The 16 largest publicly listed cybersecurity vendors saw their Q3 2024 revenue grow by an average of 14.2%, due largely to monetary investments they made with partners, which are then helping them bring in more business.
And that significant partner-inspired growth in the global cybersecurity industry will become even more important in 2025 for vendors, their partners and MSPs, wrote Jay McBain, an analyst for Canalys, in his latest quarterly cybersecurity market report.
In a recent post on LinkedIn, McBain detailed several interesting developments in the global cybersecurity sector in Q3, including, “[T]he market opportunity is growing in solid double-digits and will reach $97 billion in hardware/software sales next year. Partners will continue to add $2 to every $1 in vendor sales, growing this overall industry to just shy of $300 billion in 2025.”
Those are impressive numbers and results that benefit the vendors and their partners as they serve their diverse and growing customer bases worldwide, wrote McBain.
“More importantly, 13 of the top 15 vendors (that held earnings calls) cited their investment in partners as a key success factor,” wrote McBain. “Ecosystem expansion and enablement, particularly services and co-selling, will define growth into the new year. [A full] 91.5% of this market flows through, to, or with partners, and we expect that to continue.”
For MSPs, this is proven consistently through their relationships with vendors as they serve as critical go-betweens to help customers solve their most pressing business and technology problems and challenges.
Cybersecurity Vendors in the Latest Canalys Segment Report
Included in Canalys’ latest quarterly cybersecurity industry report are the following vendors and their Q3 growth by percentage:
- Palo Alto Networks 14%
- Cisco 100%
- Fortinet 13%
- CrowdStrike 29%
- Okta 14%
- Check Point 7%
- Zscaler 26%
- Akamai 14%
- Trend Micro 6%
- Cloudflare 28%
- CyberArk 26%
- Tenable 13%
- Rapid7 8%
- SentinelOne 28%
- Qualys 8%
- Juniper Networks -14%
McBain noted that Cisco's outsized Q3 growth numbers reflect its earlier acquisition of Splunk, and stated that more such consolidations are on the way in 2025 through mergers and acquisitions or due to companies going private to accelerate platform transformation efforts.

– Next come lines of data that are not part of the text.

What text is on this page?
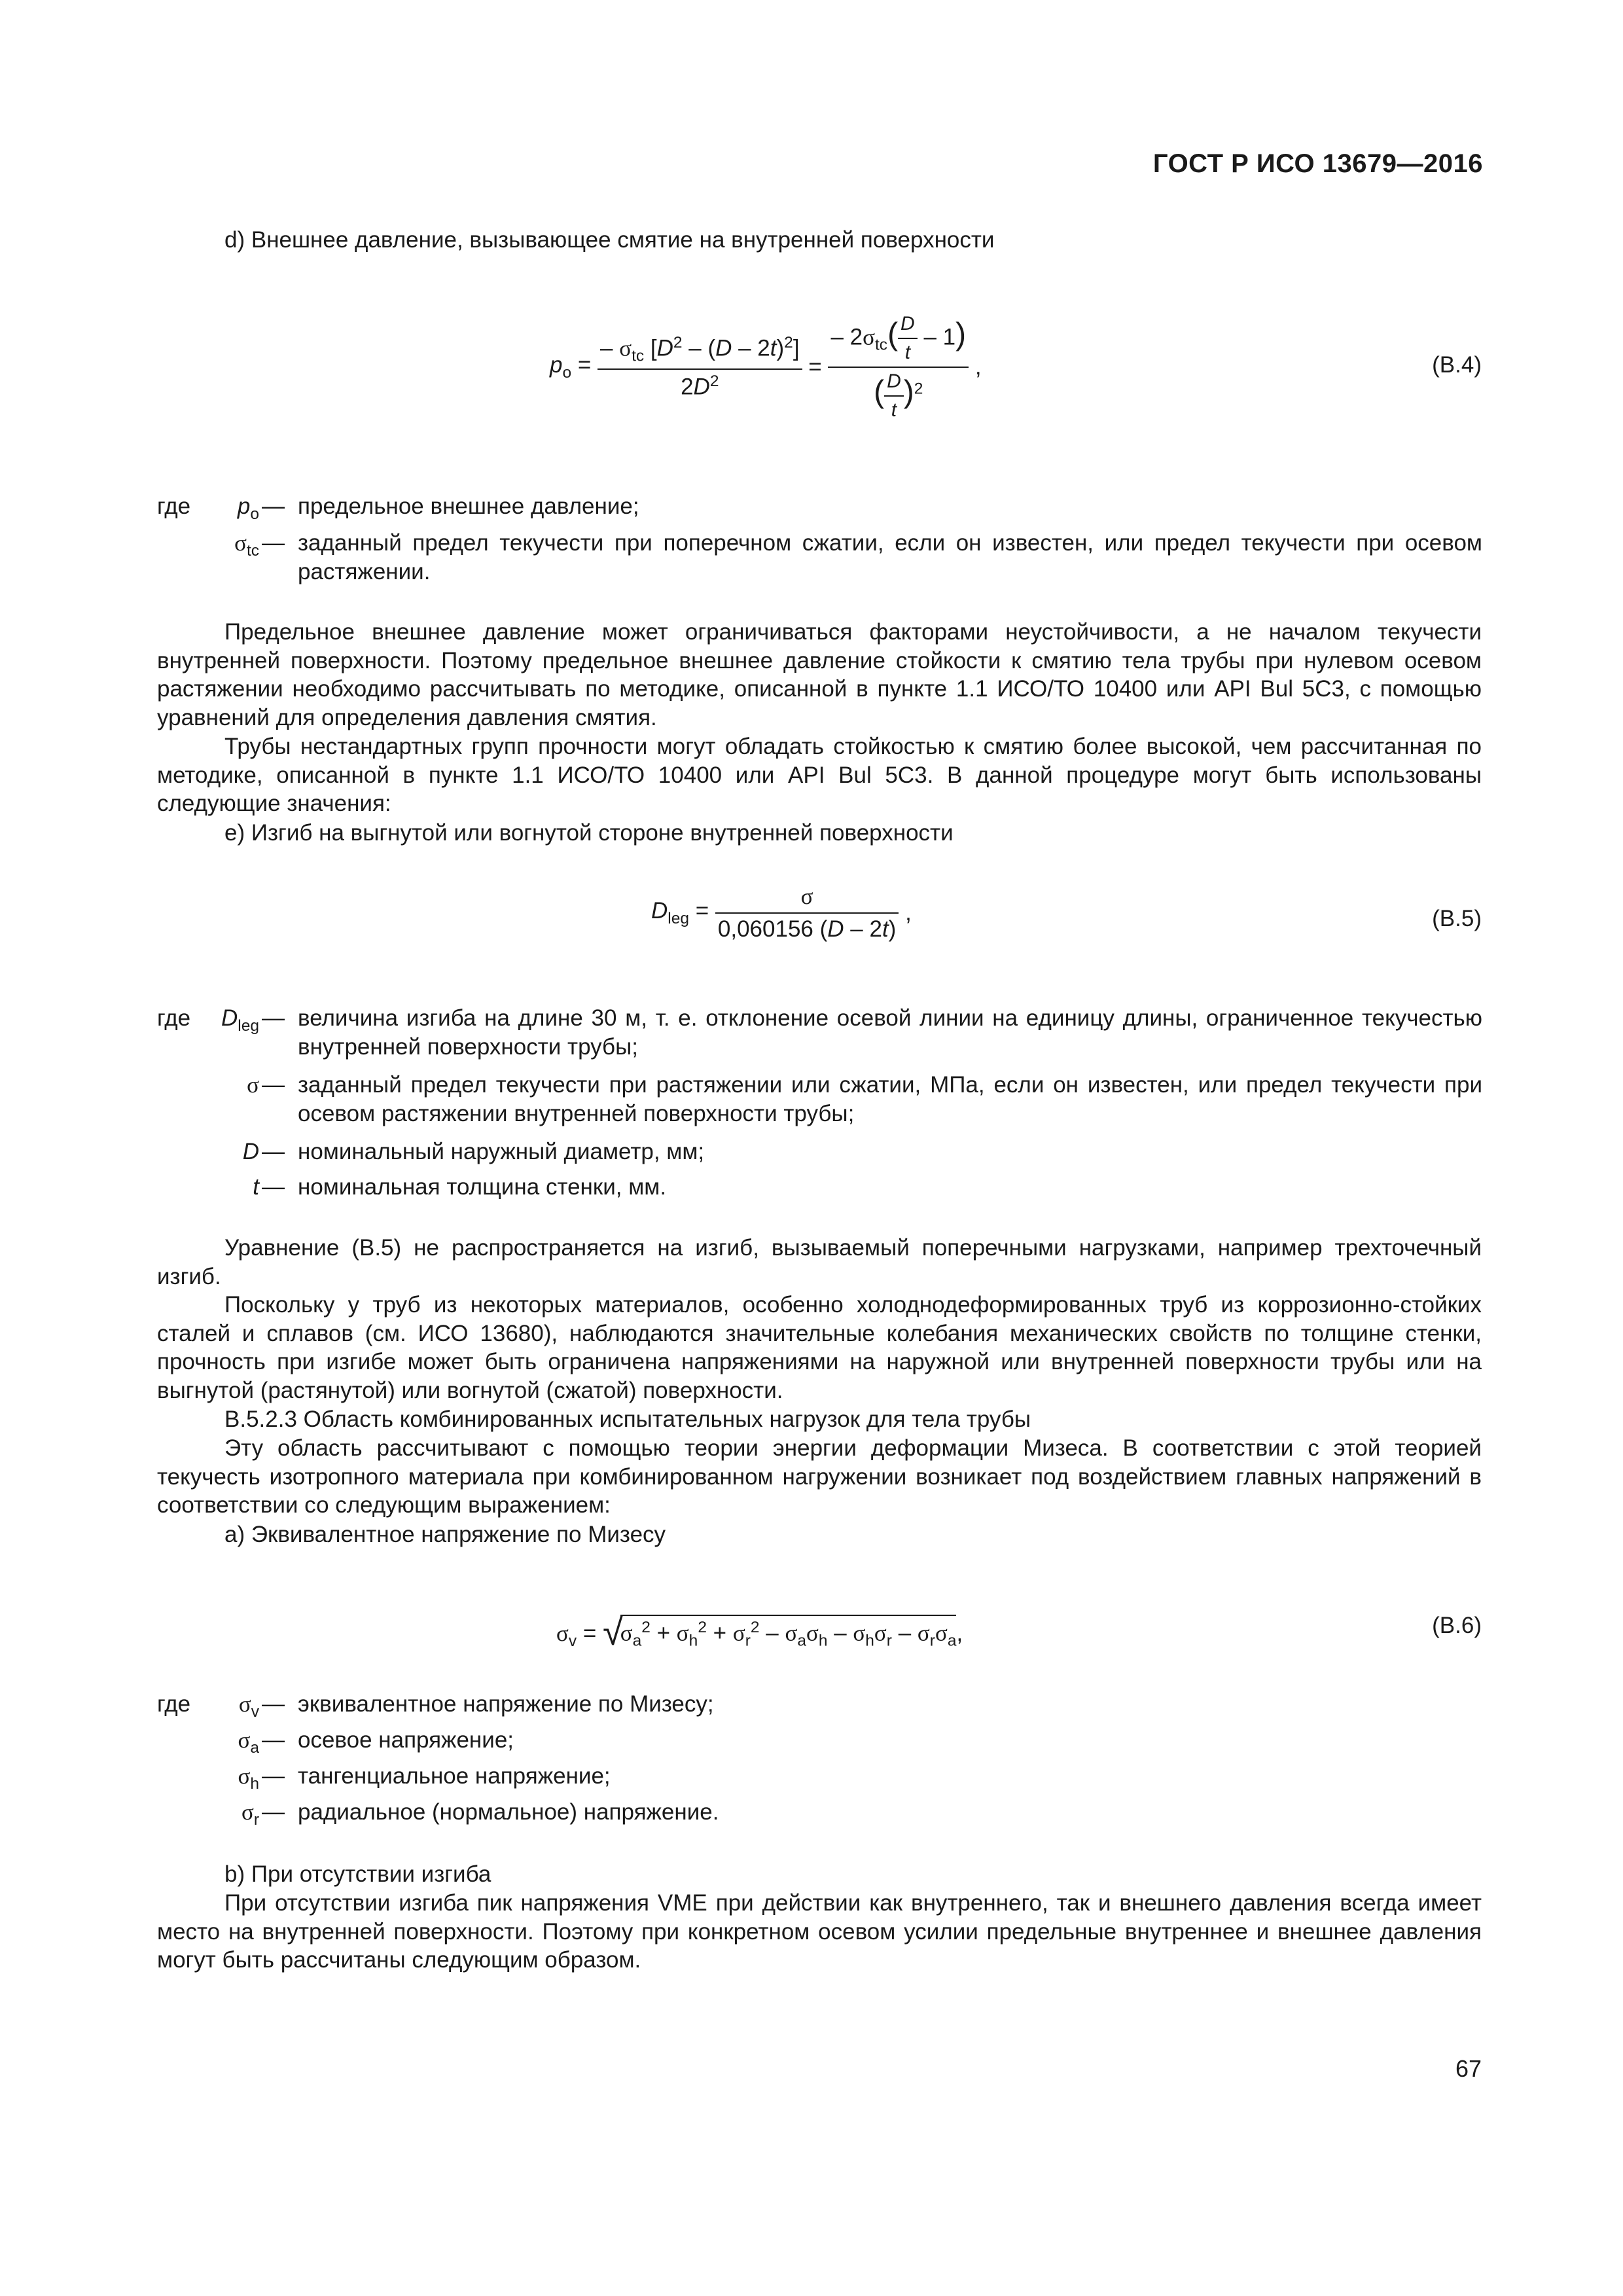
ГОСТ Р ИСО 13679—2016
d) Внешнее давление, вызывающее смятие на внутренней поверхности
$p_o = \frac{- \sigma_{tc} [D^2 - (D - 2t)^2]}{2D^2} = \frac{- 2\sigma_{tc}( \frac{D}{t} - 1)}{( \frac{D}{t} )^2}$ ,	(В.4)
где $p_o$ — предельное внешнее давление;
$\sigma_{tc}$ — заданный предел текучести при поперечном сжатии, если он известен, или предел текучести при осевом растяжении.
Предельное внешнее давление может ограничиваться факторами неустойчивости, а не началом текучести внутренней поверхности. Поэтому предельное внешнее давление стойкости к смятию тела трубы при нулевом осевом растяжении необходимо рассчитывать по методике, описанной в пункте 1.1 ИСО/ТО 10400 или API Bul 5C3, с помощью уравнений для определения давления смятия.
Трубы нестандартных групп прочности могут обладать стойкостью к смятию более высокой, чем рассчитанная по методике, описанной в пункте 1.1 ИСО/ТО 10400 или API Bul 5C3. В данной процедуре могут быть использованы следующие значения:
е) Изгиб на выгнутой или вогнутой стороне внутренней поверхности
$D_{leg} = \frac{\sigma}{0,060156 (D - 2t)}$ ,	(В.5)
где $D_{leg}$ — величина изгиба на длине 30 м, т. е. отклонение осевой линии на единицу длины, ограниченное текучестью внутренней поверхности трубы;
σ — заданный предел текучести при растяжении или сжатии, МПа, если он известен, или предел текучести при осевом растяжении внутренней поверхности трубы;
D — номинальный наружный диаметр, мм;
t — номинальная толщина стенки, мм.
Уравнение (В.5) не распространяется на изгиб, вызываемый поперечными нагрузками, например трехточечный изгиб.
Поскольку у труб из некоторых материалов, особенно холоднодеформированных труб из коррозионно-стойких сталей и сплавов (см. ИСО 13680), наблюдаются значительные колебания механических свойств по толщине стенки, прочность при изгибе может быть ограничена напряжениями на наружной или внутренней поверхности трубы или на выгнутой (растянутой) или вогнутой (сжатой) поверхности.
В.5.2.3 Область комбинированных испытательных нагрузок для тела трубы
Эту область рассчитывают с помощью теории энергии деформации Мизеса. В соответствии с этой теорией текучесть изотропного материала при комбинированном нагружении возникает под воздействием главных напряжений в соответствии со следующим выражением:
а) Эквивалентное напряжение по Мизесу
$\sigma_v = √\sigma_a^2 + \sigma_h^2 + \sigma_r^2 - \sigma_a\sigma_h - \sigma_h\sigma_r - \sigma_r\sigma_a$,	(В.6)
где $\sigma_v$ — эквивалентное напряжение по Мизесу;
$\sigma_a$ — осевое напряжение;
$\sigma_h$ — тангенциальное напряжение;
$\sigma_r$ — радиальное (нормальное) напряжение.
b) При отсутствии изгиба
При отсутствии изгиба пик напряжения VME при действии как внутреннего, так и внешнего давления всегда имеет место на внутренней поверхности. Поэтому при конкретном осевом усилии предельные внутреннее и внешнее давления могут быть рассчитаны следующим образом.
67
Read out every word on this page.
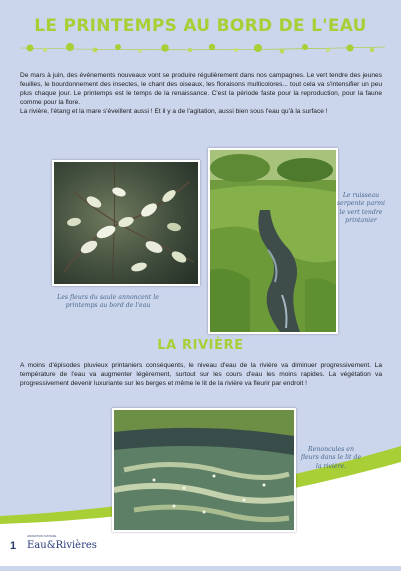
LE PRINTEMPS AU BORD DE L'EAU

De mars à juin, des événements nouveaux vont se produire régulièrement dans nos campagnes. Le vert tendre des jeunes feuilles, le bourdonnement des insectes, le chant des oiseaux, les floraisons multicolores... tout cela va s'intensifier un peu plus chaque jour. Le printemps est le temps de la renaissance. C'est la période faste pour la reproduction, pour la faune comme pour la flore.

La rivière, l'étang et la mare s'éveillent aussi ! Et il y a de l'agitation, aussi bien sous l'eau qu'à la surface !

Les fleurs du saule annoncent le printemps au bord de l'eau
Le ruisseau serpente parmi le vert tendre printanier
LA RIVIÈRE
A moins d'épisodes pluvieux printaniers conséquents, le niveau d'eau de la rivière va diminuer progressivement. La température de l'eau va augmenter légèrement, surtout sur les cours d'eau les moins rapides. La végétation va progressivement devenir luxuriante sur les berges et même le lit de la rivière va fleurir par endroit !
Renoncules en fleurs dans le lit de la rivière.
1
ANIMATION NATURE
Eau&Rivières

In response to McBain’s post, Colin Knox, the founder and CEO of Gradient MSP, an MSP profitability and sales platform vendor, wrote that while the Canalys research covered the broader IT partner channel, Gradient’s data shows that MSPs “are seeing an average of $1.34 to every $1 of vendor sales in security. Depending on the specific product category within security, that gets as high as $2 per $1, but many are in the $1.9X range.”
McBain answered back on LinkedIn that he was impressed by those numbers.
“We are including 19 other partner types in our research, including GSI/RSI, VARs, agencies, industry consultants, etc.,” wrote McBain. “[It is] amazing that MSPs are grabbing more than their fair share.”